Vampires in space. And not some genetically engineered aliens, but at least one earthly (or unearthly), honest-to-Lucifer bloodsucker, born on earth of human parents circa 1452. Piloting a spaceship circa 3050.
Break Out, by Nina Croft may be the first paranormal science fiction romance I’ve ever even seen, let alone read. It’s also the first book in the series Blood Hunter. Why Blood Hunter? The space vampire again. He is Ricardo “my friends call me Rico” Sanchez, and he became a vampire in the days of the Spanish Inquisition. He doesn’t just pilot that spaceship, he owns it. And that gives him the right to name it. So even though Spanish is a dead language by 3050, his ship is El Cazador de la Sangre, in other words, Blood Hunter, just as he is.

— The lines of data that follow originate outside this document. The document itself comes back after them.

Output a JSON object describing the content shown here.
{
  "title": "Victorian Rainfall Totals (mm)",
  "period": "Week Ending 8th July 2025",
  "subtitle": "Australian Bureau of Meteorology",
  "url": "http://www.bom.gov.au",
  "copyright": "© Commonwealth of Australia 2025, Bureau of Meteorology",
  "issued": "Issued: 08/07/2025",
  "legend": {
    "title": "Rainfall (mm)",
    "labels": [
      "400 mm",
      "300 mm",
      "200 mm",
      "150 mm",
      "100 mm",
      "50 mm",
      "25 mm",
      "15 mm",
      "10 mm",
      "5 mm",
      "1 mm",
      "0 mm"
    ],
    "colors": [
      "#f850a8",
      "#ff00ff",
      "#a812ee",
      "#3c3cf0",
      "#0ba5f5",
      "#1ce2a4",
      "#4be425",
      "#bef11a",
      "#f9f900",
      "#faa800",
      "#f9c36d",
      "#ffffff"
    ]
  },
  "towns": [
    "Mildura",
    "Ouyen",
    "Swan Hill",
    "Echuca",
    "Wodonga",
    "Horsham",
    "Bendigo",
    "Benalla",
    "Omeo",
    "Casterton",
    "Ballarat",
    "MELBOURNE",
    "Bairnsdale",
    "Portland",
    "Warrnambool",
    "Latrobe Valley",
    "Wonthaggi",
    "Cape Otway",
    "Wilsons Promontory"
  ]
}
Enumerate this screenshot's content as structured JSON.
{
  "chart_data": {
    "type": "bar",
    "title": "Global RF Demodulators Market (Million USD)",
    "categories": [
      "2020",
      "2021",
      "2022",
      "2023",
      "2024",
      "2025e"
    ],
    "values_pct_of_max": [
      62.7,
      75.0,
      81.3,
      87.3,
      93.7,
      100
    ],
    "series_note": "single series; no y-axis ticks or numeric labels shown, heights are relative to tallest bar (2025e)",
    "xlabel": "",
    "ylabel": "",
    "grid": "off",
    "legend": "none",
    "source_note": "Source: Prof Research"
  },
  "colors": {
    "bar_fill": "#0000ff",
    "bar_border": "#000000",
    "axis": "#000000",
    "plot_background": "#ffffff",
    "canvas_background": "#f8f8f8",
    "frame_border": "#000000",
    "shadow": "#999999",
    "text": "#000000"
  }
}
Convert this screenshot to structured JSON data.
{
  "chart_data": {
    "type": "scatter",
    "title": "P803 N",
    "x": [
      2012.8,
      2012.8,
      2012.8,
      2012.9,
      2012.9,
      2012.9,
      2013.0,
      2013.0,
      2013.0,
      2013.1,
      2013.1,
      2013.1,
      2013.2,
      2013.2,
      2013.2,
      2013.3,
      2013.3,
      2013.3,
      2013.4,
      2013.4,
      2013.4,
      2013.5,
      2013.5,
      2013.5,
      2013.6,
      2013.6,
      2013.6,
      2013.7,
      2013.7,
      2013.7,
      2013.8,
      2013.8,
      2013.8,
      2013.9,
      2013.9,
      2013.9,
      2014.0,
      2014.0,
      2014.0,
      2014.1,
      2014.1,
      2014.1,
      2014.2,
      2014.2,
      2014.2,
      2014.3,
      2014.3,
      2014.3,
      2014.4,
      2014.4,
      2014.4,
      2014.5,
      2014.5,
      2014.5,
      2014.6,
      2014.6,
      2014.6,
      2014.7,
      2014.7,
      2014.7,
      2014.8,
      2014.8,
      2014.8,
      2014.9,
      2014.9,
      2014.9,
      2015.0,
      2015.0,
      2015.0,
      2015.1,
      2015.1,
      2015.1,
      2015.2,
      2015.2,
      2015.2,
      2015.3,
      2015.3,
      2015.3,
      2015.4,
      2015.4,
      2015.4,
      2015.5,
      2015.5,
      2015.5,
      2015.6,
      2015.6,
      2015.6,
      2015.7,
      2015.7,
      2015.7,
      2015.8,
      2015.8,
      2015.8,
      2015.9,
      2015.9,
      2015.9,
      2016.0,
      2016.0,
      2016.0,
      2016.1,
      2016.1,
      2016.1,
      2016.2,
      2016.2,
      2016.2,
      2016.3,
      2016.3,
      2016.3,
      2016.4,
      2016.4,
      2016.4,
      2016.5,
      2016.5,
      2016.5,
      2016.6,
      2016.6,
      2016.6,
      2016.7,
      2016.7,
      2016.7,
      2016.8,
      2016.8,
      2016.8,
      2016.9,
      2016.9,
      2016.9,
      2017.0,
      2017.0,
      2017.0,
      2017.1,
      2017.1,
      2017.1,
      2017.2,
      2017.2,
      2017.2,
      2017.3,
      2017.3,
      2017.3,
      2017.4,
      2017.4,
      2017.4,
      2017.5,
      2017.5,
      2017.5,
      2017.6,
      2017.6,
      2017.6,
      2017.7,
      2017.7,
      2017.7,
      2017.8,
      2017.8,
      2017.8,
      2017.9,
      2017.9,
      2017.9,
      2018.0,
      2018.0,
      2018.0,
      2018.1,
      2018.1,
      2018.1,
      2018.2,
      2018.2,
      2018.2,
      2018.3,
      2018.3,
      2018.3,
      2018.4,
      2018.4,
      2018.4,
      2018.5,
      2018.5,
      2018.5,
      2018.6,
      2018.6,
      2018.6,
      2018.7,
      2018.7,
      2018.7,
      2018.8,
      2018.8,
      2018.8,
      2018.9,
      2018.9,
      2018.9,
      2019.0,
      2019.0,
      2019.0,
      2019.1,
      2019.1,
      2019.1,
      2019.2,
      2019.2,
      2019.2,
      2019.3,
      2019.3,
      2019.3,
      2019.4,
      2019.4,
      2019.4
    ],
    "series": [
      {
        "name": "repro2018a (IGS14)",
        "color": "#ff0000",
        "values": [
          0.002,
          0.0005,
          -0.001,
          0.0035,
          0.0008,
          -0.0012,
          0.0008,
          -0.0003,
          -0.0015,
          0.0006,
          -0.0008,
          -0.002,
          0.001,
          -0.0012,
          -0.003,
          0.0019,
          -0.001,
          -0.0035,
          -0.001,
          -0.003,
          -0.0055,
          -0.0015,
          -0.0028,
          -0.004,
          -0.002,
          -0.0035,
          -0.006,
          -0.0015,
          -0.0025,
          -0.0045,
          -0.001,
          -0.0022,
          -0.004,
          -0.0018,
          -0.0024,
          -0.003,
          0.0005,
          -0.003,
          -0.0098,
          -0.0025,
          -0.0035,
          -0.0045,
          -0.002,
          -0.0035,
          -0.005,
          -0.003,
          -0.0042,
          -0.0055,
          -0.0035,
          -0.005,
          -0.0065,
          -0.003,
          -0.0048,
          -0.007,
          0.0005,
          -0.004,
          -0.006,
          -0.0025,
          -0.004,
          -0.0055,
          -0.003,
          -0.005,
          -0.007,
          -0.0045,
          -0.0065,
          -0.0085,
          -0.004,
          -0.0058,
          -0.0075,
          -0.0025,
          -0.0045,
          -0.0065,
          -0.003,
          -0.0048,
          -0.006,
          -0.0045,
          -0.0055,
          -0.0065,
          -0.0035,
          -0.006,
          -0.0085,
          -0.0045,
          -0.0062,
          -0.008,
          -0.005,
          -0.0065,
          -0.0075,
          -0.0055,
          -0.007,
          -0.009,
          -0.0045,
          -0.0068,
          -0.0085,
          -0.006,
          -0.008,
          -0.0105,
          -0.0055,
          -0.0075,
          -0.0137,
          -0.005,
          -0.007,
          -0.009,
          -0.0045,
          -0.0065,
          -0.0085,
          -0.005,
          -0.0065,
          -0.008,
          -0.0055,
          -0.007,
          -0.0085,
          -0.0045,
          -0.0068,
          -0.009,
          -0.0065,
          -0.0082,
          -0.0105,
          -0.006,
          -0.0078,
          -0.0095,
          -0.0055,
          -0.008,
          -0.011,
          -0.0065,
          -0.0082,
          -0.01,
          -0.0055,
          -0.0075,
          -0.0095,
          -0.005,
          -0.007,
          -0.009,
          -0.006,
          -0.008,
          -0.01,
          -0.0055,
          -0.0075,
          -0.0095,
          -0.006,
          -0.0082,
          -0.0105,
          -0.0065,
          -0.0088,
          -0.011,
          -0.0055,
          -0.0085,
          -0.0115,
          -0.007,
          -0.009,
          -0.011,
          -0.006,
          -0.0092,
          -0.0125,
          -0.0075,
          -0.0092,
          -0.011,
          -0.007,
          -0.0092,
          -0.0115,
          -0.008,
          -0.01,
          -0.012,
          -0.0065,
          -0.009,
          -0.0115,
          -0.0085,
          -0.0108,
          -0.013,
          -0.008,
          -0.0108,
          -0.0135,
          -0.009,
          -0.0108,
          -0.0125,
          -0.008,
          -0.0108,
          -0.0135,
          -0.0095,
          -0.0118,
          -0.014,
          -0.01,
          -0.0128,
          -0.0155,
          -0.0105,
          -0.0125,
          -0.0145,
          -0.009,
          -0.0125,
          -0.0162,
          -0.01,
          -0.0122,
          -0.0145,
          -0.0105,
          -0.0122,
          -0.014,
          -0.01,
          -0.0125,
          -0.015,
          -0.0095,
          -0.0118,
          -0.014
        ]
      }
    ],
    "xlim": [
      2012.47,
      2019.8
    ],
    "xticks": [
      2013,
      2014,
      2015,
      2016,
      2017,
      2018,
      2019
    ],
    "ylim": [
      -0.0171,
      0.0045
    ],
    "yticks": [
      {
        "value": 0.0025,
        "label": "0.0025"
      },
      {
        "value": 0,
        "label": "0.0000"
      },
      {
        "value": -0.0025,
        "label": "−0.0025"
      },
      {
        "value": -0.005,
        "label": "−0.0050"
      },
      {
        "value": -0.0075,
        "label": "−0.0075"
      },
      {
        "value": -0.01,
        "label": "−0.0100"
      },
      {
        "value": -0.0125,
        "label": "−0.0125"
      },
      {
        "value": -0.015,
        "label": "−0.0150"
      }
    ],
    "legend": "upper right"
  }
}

But what about the story? The premise is fairly simple. A woman named Skylar Rossario hires Rico and his ship to rescue her boyfriend from a maximum security prison before “Jonny” is transferred to a death-sentence planet. Both Rico and his ship’s captain Tannis know that the woman is scamming them, the only question in their minds is why. Tannis wants the payday. Rico wants the entertainment, and the woman.
In this universe, immortality can be had, for a price. Treatment with the drug Meridian is expensive. Mining and processing of the drug kills everyone who comes in contact with the unrefined product in two years or less. Membership in the “Collective” of those who have taken the drug requires a loss of self that sounds like a halfway trip to being a Borg.
So when Rico convinces Skylar to tell them that the man she wants to rescue murdered a high-ranking member of the immortal “Collective”, and that he is her brother, and not her boyfriend–he and Tannis decide to go through with the plan. The money is too good, as is the lure of pulling off a supposedly impossible job.
Rico is in this for the excitement. Not just the rescue, but the thrill of discovering all of Skylar’s secrets. What he doesn’t count on discovering is that he might still have a heart and not just a raging libido and a thirst for blood.
Escape Rating C+: My verdict on Break Out is somewhat mixed. The romance part of the story works. As odd as the idea was of a vampire surviving until the year 3000, it actually was part of the plot for a lot of reasons. Rico needed to be who and what he was. At the same time, I kept wondering if there were any others like him. It’s a big galaxy.
But the science fiction parts, well, that was different. The world building about the Collective, and the rebels against the Collective, and how all of that came about, needed some development for it all to make sense for me. I recognize there simply wasn’t time or space in a 99 page book, but still, if this is science fiction, the world needs to get built. I hope that happens in later books in the series. I’d like to see more.